In its efforts to destroy the terrorist group, Talon Anvil "circumvented rules imposed to protect noncombatants, and alarmed its partners in the military and the C.I.A. by killing people who had no role in the conflict: farmers trying to harvest, children in the street, families fleeing fighting, and villagers sheltering in buildings," the paper reported.
The unit "made a lot of bad strikes," one former Air Force officer said. Which is a nice way of saying that U.S. forces routinely slaughtered innocents.
Since the emergence of "smart bomb" weaponry during the first Gulf War three decades ago — and especially since drone strikes became a tool against suspected terrorists and even U.S. citizens under President Obama — the American government and its allies have tried to convince the public that they can and do inflict fearsome destruction on their enemies, but with a rigor that allows them to largely avoid causing injury and death to bystanders.
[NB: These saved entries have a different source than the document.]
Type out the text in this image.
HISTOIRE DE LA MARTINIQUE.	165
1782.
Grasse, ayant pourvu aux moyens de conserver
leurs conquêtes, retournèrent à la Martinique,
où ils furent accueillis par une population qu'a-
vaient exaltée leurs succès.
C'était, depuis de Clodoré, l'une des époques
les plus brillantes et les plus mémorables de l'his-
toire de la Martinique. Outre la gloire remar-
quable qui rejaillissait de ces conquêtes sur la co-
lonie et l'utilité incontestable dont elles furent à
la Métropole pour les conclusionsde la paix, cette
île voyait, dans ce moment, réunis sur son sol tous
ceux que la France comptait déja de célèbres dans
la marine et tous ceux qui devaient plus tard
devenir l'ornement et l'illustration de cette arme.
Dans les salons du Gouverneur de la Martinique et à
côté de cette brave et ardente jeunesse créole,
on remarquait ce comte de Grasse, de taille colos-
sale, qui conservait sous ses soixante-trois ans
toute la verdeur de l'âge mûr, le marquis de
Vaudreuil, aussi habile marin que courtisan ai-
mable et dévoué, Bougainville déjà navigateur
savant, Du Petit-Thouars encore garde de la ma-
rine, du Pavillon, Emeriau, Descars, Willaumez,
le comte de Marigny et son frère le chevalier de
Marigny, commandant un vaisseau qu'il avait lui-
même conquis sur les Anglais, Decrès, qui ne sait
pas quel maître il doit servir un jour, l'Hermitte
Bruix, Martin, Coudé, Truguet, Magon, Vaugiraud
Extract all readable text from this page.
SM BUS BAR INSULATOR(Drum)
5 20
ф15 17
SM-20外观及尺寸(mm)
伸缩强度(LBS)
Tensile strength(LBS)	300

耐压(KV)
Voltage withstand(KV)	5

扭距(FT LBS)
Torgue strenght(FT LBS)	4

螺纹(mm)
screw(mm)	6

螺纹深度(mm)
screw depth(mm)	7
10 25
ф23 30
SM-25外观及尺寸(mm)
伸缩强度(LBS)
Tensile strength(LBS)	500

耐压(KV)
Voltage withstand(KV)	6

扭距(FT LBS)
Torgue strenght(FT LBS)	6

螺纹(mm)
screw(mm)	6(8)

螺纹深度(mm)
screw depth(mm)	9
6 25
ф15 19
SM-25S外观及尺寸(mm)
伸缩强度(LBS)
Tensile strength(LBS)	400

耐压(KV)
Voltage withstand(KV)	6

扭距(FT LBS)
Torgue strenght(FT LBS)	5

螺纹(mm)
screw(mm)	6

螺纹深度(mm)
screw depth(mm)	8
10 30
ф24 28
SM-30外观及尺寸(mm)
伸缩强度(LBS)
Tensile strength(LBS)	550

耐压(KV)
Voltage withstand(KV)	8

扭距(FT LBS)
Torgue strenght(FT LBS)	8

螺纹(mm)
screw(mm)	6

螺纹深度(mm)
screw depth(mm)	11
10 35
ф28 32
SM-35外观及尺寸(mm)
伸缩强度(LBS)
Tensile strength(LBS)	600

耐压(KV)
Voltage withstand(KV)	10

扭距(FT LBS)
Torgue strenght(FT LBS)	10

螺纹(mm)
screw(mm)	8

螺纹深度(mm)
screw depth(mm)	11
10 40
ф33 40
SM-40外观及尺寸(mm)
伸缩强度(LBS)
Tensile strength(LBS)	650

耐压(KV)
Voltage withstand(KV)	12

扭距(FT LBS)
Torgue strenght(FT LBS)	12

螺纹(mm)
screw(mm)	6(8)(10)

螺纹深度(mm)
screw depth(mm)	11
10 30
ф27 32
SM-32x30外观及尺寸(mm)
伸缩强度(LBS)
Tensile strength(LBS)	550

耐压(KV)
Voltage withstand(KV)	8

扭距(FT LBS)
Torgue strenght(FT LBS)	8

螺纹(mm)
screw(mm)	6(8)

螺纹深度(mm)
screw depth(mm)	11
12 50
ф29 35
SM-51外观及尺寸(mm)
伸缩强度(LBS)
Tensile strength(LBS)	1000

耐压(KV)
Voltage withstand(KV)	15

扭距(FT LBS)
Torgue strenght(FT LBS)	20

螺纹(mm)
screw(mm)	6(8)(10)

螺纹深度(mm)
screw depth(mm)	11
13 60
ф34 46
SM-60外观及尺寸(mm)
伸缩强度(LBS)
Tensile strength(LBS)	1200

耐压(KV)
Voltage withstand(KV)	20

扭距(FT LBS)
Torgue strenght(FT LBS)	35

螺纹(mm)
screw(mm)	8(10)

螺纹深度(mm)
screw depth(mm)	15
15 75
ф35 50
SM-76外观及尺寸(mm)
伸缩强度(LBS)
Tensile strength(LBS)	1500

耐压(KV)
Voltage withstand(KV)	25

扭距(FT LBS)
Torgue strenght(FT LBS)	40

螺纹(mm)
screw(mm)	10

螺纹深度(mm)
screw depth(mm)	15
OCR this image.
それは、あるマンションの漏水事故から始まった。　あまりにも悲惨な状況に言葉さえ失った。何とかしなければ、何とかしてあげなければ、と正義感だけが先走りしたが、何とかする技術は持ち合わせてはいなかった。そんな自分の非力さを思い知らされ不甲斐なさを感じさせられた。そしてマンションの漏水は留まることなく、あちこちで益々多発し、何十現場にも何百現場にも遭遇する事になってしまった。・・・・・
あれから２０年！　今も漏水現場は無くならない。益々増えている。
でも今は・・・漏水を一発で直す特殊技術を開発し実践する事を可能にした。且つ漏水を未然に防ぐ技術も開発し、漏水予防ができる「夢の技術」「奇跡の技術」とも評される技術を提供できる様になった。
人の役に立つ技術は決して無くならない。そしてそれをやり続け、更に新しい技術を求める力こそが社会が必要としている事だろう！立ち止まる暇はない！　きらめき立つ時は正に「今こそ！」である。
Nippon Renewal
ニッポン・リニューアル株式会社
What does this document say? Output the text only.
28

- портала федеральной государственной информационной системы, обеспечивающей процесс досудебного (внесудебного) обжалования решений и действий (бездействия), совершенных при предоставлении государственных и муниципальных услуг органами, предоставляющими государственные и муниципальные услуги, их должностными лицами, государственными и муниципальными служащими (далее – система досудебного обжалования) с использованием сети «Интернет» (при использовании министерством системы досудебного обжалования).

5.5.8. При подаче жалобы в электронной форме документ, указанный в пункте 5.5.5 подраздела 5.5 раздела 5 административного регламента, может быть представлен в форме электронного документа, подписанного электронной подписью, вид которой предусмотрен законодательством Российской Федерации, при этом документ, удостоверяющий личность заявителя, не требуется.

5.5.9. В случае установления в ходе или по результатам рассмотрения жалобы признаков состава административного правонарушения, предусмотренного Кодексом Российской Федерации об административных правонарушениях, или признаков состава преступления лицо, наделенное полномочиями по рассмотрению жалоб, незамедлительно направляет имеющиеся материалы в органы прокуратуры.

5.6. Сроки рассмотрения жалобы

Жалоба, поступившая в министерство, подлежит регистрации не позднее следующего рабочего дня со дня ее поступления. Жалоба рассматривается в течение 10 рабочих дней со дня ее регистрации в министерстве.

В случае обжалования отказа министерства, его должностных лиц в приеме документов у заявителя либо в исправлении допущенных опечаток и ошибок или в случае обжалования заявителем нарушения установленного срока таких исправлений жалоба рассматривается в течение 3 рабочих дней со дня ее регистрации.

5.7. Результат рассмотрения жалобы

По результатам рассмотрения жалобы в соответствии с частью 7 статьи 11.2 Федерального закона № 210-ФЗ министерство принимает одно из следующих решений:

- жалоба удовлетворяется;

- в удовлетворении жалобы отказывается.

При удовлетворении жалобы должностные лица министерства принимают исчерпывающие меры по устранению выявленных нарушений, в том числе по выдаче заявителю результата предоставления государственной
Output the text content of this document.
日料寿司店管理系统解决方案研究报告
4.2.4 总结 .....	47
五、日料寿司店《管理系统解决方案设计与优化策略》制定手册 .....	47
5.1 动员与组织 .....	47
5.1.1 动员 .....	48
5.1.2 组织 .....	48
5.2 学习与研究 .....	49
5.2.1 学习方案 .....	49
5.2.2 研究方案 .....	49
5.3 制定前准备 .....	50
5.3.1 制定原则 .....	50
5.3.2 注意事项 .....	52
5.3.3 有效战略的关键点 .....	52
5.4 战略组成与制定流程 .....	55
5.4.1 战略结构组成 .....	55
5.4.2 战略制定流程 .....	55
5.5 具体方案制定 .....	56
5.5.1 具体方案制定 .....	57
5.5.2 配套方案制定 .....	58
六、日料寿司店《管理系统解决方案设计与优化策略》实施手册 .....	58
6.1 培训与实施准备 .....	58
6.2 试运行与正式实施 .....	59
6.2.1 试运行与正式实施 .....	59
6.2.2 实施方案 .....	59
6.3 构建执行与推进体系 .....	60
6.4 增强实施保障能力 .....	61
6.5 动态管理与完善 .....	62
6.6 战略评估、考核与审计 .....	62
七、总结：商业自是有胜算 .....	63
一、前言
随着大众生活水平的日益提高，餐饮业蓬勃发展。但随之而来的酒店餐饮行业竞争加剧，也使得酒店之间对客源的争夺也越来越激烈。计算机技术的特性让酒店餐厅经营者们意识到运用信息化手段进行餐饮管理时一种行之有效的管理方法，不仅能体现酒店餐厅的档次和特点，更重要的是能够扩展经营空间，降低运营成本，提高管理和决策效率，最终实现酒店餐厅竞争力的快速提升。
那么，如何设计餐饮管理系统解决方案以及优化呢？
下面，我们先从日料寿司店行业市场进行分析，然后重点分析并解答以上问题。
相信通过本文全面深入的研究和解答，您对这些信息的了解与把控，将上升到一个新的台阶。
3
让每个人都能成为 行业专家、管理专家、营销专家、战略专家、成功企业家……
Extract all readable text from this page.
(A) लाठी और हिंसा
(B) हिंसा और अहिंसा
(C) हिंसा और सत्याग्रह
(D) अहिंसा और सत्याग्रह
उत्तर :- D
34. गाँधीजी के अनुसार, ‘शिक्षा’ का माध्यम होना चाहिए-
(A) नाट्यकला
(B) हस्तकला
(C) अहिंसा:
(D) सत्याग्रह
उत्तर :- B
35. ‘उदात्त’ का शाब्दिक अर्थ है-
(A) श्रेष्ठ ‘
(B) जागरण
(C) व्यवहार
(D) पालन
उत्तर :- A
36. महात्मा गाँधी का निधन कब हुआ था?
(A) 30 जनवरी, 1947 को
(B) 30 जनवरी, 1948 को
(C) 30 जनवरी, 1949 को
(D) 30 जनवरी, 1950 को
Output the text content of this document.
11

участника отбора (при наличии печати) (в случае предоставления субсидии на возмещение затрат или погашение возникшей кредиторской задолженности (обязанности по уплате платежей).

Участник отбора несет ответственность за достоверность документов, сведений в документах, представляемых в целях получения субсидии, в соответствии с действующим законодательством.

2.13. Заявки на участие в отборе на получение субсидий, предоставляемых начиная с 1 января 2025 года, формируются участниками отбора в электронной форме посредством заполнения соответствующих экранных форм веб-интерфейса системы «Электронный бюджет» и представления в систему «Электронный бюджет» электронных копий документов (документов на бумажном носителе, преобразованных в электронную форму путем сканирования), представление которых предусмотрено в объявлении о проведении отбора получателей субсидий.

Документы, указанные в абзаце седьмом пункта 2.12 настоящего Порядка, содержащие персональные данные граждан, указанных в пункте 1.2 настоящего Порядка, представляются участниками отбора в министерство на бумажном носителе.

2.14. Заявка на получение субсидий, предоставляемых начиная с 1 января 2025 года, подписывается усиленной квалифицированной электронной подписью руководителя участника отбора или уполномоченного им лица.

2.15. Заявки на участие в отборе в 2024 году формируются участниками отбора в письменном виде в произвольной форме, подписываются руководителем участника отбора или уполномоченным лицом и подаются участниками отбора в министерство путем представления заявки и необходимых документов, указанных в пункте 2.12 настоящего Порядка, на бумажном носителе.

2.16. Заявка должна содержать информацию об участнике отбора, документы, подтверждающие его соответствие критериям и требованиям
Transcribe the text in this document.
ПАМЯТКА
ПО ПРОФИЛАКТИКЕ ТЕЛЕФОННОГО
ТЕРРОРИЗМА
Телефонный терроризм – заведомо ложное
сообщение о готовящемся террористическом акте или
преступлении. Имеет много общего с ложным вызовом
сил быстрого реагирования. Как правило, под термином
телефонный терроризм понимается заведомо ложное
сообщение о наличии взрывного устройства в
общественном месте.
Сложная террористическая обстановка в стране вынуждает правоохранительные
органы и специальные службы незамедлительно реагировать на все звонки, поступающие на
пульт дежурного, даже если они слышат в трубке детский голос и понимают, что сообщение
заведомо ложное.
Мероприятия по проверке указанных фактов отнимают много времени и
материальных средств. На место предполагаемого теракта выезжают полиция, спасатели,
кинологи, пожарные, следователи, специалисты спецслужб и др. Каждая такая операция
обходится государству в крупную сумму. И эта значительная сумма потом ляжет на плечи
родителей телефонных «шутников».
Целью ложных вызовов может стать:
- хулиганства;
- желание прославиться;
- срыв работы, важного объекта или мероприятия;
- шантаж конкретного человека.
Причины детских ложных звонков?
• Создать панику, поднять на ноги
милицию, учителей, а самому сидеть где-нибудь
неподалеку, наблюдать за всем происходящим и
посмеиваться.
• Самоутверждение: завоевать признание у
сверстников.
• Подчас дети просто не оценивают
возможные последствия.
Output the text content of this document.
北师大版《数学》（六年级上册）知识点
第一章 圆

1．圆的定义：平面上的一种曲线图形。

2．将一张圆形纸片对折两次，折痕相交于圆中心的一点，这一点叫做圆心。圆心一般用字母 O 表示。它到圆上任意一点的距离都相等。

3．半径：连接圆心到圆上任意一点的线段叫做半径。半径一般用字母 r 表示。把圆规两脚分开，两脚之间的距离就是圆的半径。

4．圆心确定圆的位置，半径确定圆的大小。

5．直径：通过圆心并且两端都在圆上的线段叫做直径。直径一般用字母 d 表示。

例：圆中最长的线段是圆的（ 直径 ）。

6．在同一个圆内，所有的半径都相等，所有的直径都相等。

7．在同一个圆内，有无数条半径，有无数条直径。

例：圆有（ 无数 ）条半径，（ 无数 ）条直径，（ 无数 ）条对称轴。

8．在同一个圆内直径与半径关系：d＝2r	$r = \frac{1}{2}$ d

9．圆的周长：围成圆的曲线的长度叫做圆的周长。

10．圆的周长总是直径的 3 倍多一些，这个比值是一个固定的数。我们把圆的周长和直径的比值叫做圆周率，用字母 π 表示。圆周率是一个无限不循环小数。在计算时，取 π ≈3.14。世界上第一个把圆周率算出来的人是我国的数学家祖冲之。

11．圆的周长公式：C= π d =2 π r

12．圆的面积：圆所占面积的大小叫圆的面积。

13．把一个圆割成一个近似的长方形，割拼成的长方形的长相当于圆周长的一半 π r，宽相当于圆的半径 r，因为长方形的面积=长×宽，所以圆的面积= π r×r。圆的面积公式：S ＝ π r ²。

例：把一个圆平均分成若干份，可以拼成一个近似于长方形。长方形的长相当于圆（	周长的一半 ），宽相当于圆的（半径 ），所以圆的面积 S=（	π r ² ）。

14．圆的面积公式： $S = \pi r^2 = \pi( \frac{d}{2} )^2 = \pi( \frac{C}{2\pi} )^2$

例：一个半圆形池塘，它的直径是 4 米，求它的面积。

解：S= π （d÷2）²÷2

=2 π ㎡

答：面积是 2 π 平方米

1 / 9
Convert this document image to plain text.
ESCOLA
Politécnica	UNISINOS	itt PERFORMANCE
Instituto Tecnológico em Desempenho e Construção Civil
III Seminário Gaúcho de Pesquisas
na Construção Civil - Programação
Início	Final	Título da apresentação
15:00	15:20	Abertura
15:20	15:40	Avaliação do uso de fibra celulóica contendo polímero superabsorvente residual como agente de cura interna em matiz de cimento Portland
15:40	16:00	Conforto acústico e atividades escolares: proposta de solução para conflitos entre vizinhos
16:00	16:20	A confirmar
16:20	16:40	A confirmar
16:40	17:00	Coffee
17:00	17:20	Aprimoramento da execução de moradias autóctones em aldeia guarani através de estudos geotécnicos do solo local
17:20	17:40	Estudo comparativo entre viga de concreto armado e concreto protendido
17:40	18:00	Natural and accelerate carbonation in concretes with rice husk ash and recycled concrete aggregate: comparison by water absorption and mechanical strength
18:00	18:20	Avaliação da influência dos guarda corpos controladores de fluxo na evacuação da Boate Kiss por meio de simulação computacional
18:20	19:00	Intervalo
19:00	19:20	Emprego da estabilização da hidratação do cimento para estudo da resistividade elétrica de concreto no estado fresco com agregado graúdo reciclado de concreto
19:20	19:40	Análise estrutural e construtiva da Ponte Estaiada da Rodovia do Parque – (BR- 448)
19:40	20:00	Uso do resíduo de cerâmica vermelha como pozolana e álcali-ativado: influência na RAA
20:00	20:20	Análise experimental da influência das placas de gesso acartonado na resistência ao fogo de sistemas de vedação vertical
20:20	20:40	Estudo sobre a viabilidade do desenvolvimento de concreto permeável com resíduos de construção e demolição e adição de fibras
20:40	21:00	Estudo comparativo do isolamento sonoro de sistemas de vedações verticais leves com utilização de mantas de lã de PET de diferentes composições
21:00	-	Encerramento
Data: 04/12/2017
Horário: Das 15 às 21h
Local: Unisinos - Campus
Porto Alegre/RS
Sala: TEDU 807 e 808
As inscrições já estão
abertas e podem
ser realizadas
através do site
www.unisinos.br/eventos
It's never really worked out that way: U.S. forces have repeatedly bombed civilian facilities over the last three decades, often with horrifying results. More than 400 Iraqis died after their air raid shelter was hit by two laser-guided bombs in 1991, while more than 40 died during a 2015 attack on a Doctors Without Borders hospital in Afghanistan. More recently, an Afghanistan family was wiped out by an August drone strike during the panicked American withdrawal from that country. These are just the examples that have drawn widespread attention: The Pentagon has a reputation for undercounting civilian deaths, but hundreds of thousands of civilians have probably died as a result of American wars in Iraq and Afghanistan.
The tech might be rigorous, but the people who push the buttons are often sloppier — often intentionally. The Times reports that Talon Anvil circumvented U.S. rules of engagement by using expansive definitions of "self-defense" to justify their strikes. (The unit also apparently started directing drone cameras away from targets, seemingly in order to avoid documenting possible violations of the rules.) If that's true, those low-level operators were just following the example of leaders like Obama who allowed fuzzy regulations to put a nice face on ugly results.
Yale historian Samuel Moyn has provoked controversy recently by suggesting that the promise of "humane" wars lets the United States go to war more often, with less objection from the public. It's a false promise. Warfighting kills people, civilians, and soldiers, and leaves its survivors shattered. Nothing can change that. The Talon Anvil story is just a new reminder of a very old truth.